😱 $3.400 Millionen wurden in einer Woche aus den Bitcoin-ETFs abgezogen. Ist das das Ende des institutionellen Zyklus oder eine taktische Pause?
Die Woche, die Anfang Juni 2026 endete, war die schlechteste in der Geschichte der Bitcoin-Spot-ETFs.
$3.400 Millionen an Nettoabflüssen in sieben Tagen. Der größte wöchentliche Exodus seit dem Start dieser Produkte im Januar 2024. Insgesamt sind mehr als $4.400 Millionen $USDT in 13 aufeinanderfolgenden Tagen abgehoben worden, eine Serie, die mit einem Rückgang von 21% im Preis von $BTC zusammenfiel.
Institutioneller Panik? Nicht genau.
75% der Abflüsse kamen aus einem einzigen Fonds: dem IBIT von #blackRock . Und es handelte sich dabei größtenteils um Hedgefonds, die ihre Basis-Arbitrage-Positionen auflösten, nicht um strukturelle Zuweiser, die ihre langfristige Position verkauften.
Das heißt: Es ist nicht so, dass die Institutionen aus Bitcoin aussteigen. Es sind die Arbitrage-Trader, die eingestiegen sind, als die Basis hoch war, und jetzt aussteigen, weil es für sie nicht mehr rentabel ist.
Der makroökonomische Kontext erklärt das: Die 10-jährigen Staatsanleihen liegen nahe bei 4,45%, ein neuer Fed-Präsident mit restriktivem Kurs, und Öl kratzt an $97 wegen der Spannungen mit dem Iran. In diesem Umfeld kann ein renditeloses Asset wie Bitcoin schlecht mit den Opportunitätskosten konkurrieren.
Heute wird der PPI in den USA veröffentlicht. 🇺🇸 Nächste Woche trifft die Fed Entscheidungen.
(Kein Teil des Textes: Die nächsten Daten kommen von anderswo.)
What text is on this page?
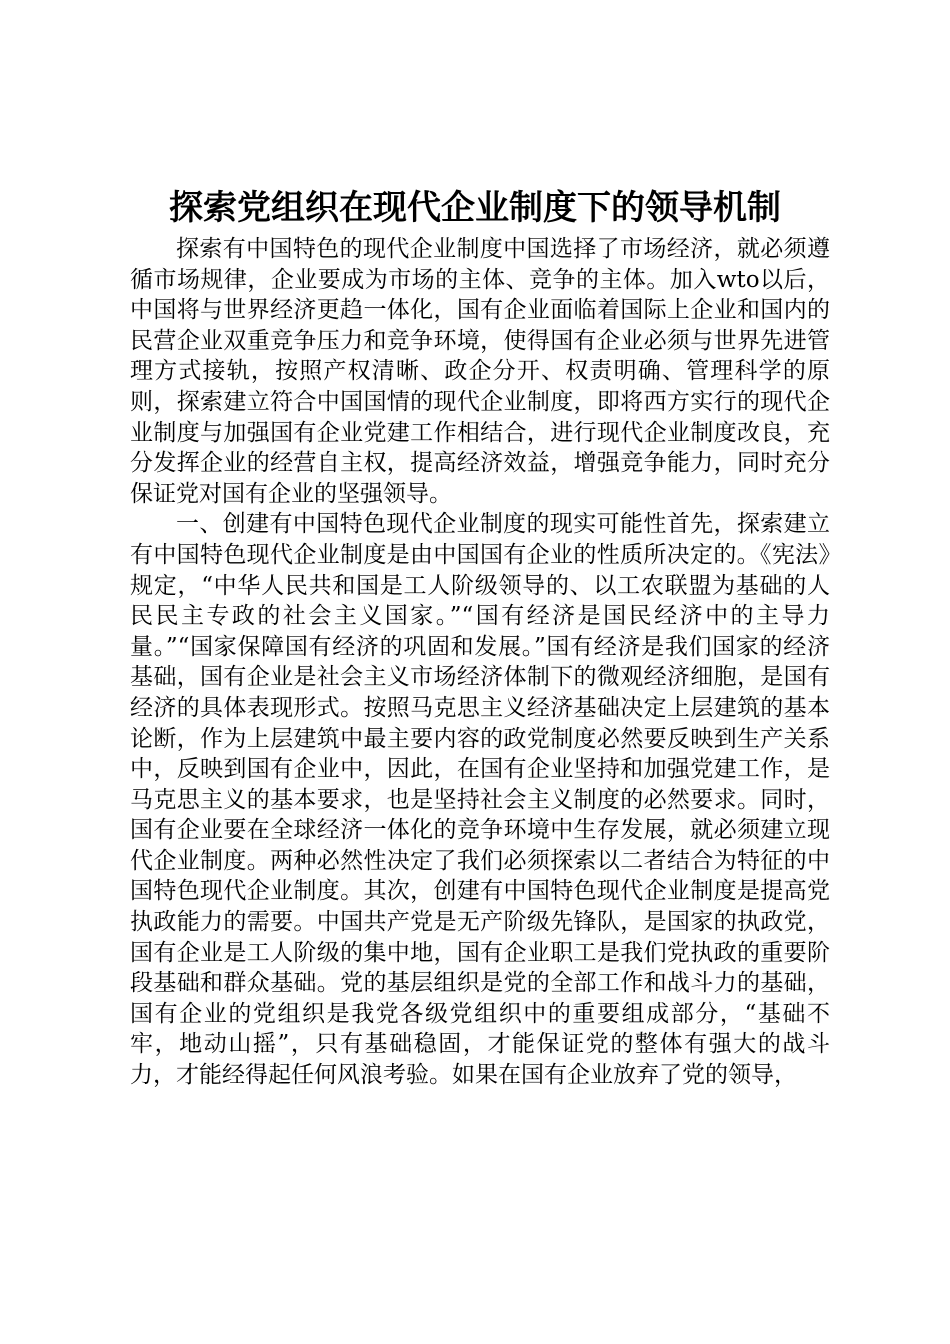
探索党组织在现代企业制度下的领导机制

探索有中国特色的现代企业制度中国选择了市场经济，就必须遵循市场规律，企业要成为市场的主体、竞争的主体。加入wto以后，中国将与世界经济更趋一体化，国有企业面临着国际上企业和国内的民营企业双重竞争压力和竞争环境，使得国有企业必须与世界先进管理方式接轨，按照产权清晰、政企分开、权责明确、管理科学的原则，探索建立符合中国国情的现代企业制度，即将西方实行的现代企业制度与加强国有企业党建工作相结合，进行现代企业制度改良，充分发挥企业的经营自主权，提高经济效益，增强竞争能力，同时充分保证党对国有企业的坚强领导。

一、创建有中国特色现代企业制度的现实可能性首先，探索建立有中国特色现代企业制度是由中国国有企业的性质所决定的。《宪法》规定，“中华人民共和国是工人阶级领导的、以工农联盟为基础的人民民主专政的社会主义国家。”“国有经济是国民经济中的主导力量。”“国家保障国有经济的巩固和发展。”国有经济是我们国家的经济基础，国有企业是社会主义市场经济体制下的微观经济细胞，是国有经济的具体表现形式。按照马克思主义经济基础决定上层建筑的基本论断，作为上层建筑中最主要内容的政党制度必然要反映到生产关系中，反映到国有企业中，因此，在国有企业坚持和加强党建工作，是马克思主义的基本要求，也是坚持社会主义制度的必然要求。同时，国有企业要在全球经济一体化的竞争环境中生存发展，就必须建立现代企业制度。两种必然性决定了我们必须探索以二者结合为特征的中国特色现代企业制度。其次，创建有中国特色现代企业制度是提高党执政能力的需要。中国共产党是无产阶级先锋队，是国家的执政党，国有企业是工人阶级的集中地，国有企业职工是我们党执政的重要阶段基础和群众基础。党的基层组织是党的全部工作和战斗力的基础，国有企业的党组织是我党各级党组织中的重要组成部分，“基础不牢，地动山摇”，只有基础稳固，才能保证党的整体有强大的战斗力，才能经得起任何风浪考验。如果在国有企业放弃了党的领导，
Diese beiden Ereignisse werden darüber entscheiden, ob dies eine technische Korrektur war oder der Beginn einer tiefergehenden Baisse.
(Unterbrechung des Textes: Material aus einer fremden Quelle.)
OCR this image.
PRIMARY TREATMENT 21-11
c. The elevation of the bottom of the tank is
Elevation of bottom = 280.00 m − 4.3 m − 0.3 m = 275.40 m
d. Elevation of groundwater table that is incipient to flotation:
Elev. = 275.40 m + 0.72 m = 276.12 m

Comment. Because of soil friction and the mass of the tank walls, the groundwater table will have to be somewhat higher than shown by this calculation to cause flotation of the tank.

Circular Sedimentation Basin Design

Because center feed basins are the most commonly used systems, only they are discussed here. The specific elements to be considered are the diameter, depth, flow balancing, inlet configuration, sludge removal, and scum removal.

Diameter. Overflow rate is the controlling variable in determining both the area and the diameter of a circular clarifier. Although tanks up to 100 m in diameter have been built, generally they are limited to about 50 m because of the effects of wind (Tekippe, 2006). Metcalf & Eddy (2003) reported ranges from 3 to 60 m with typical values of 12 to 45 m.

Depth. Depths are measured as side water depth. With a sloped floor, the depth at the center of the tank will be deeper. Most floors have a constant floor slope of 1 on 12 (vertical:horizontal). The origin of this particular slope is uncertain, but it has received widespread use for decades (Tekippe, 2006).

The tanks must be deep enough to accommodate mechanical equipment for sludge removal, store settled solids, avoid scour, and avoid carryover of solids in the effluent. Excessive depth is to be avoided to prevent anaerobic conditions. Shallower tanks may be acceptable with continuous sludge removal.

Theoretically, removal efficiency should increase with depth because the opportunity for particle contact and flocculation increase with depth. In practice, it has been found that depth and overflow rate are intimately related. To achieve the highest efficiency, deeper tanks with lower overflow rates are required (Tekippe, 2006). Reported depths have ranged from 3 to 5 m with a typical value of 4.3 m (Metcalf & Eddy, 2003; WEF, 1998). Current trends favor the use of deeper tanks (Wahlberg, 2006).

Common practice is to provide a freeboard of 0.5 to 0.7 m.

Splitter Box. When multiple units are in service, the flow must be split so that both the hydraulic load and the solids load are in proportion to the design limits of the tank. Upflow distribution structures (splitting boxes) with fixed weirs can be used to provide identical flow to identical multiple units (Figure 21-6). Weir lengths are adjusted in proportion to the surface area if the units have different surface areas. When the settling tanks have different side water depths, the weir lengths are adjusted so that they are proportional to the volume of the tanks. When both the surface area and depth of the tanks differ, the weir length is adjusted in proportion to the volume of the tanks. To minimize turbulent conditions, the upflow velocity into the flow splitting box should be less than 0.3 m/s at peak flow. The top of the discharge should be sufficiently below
Wie bist du für das, was kommt, positioniert?
#bitcoin #ETFbitcoin #InstitutoBlockchain #FranBerlin
Die Woche, die Anfang Juni 2026 endete, war die schlechteste in der Geschichte der Bitcoin-Spot-ETFs.
$3.400 Millionen an Nettoabflüssen in sieben Tagen. Der größte wöchentliche Exodus seit dem Start dieser Produkte im Januar 2024. Insgesamt sind mehr als $4.400 Millionen $USDT in 13 aufeinanderfolgenden Tagen abgehoben worden, eine Serie, die mit einem Rückgang von 21% im Preis von $BTC zusammenfiel.
Institutioneller Panik? Nicht genau.
75% der Abflüsse kamen aus einem einzigen Fonds: dem IBIT von #blackRock . Und es handelte sich dabei größtenteils um Hedgefonds, die ihre Basis-Arbitrage-Positionen auflösten, nicht um strukturelle Zuweiser, die ihre langfristige Position verkauften.
Das heißt: Es ist nicht so, dass die Institutionen aus Bitcoin aussteigen. Es sind die Arbitrage-Trader, die eingestiegen sind, als die Basis hoch war, und jetzt aussteigen, weil es für sie nicht mehr rentabel ist.
Der makroökonomische Kontext erklärt das: Die 10-jährigen Staatsanleihen liegen nahe bei 4,45%, ein neuer Fed-Präsident mit restriktivem Kurs, und Öl kratzt an $97 wegen der Spannungen mit dem Iran. In diesem Umfeld kann ein renditeloses Asset wie Bitcoin schlecht mit den Opportunitätskosten konkurrieren.
Heute wird der PPI in den USA veröffentlicht. 🇺🇸 Nächste Woche trifft die Fed Entscheidungen. Diese beiden Ereignisse werden darüber entscheiden, ob dies eine technische Korrektur war oder der Beginn einer tiefergehenden Baisse.